Ожидание последующих строк подобно было пушкинскому – «Что день грядущий мне готовит…»
Что-то такое было в этих строках, что в огромных массах людей, разношерстых, сбитых с толку, праздно шатающихся, одновременно подступило к горлу, и ожидание следующей строки было преддверием к забытой, но давно ощущаемой жажде очищения — к тому, без чего, по последнему счету, не было смысла дальше существовать.
…Я, сапогом отброшенный, бессилен,
Напрасно я погромщиков молю.
Под гогот:
«Бей жидов, спасай Россию!»
Насилует лабазник мать мою!..
После десятилетий, когда нам губы заливали оловом, слово было пронзительно, всенародно произнесено.
Строки ширились. Их уже нельзя было загнать обратно в скудельный сосуд страха.
Ком у горла выжимал слезы из глаз.
И все, кто бесновался, наскакивая на уже свершившийся прорыв к правде, выглядели бледными призраками, тут же растворяющимися за пределом сознания.
Время ветшает. Даже самое смутное. Вся суета тех лет отпадает, как старая штукатурка, которая казалась вечной.
Но строки эти остаются вехами тех лет. А те, кому они кажутся ветхими, пусть вспомнят Ветхий Завет.

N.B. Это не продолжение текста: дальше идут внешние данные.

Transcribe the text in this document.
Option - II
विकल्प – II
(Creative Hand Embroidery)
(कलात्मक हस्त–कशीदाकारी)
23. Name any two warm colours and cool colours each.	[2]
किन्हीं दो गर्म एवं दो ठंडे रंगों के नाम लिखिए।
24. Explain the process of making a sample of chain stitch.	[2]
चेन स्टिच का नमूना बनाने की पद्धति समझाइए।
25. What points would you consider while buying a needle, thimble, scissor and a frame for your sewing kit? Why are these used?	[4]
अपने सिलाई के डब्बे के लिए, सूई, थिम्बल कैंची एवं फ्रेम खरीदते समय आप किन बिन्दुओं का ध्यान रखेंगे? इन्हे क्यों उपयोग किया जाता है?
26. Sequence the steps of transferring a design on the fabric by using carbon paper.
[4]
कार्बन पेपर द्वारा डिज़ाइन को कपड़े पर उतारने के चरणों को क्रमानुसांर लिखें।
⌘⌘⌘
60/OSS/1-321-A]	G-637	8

Я бы даже сказал, что это не вехи, а столпы, на которых держится мир. Оказывается, забросанные грязью и забрызганные кровью миллионов безвинных душ, они не исчезли.
И возникало, столь ожидаемое и столь истертое, но воистину – трубное – слово, впрямую связанное с истинным набатом: «прогремит».
…Ничто во мне про это не забудет!
«Интернационал» пусть прогремит,
когда навеки похоронен будет
последний на земле антисемит.
Немного корявая первая строка должна была быть именно такой, продиктованной Свыше.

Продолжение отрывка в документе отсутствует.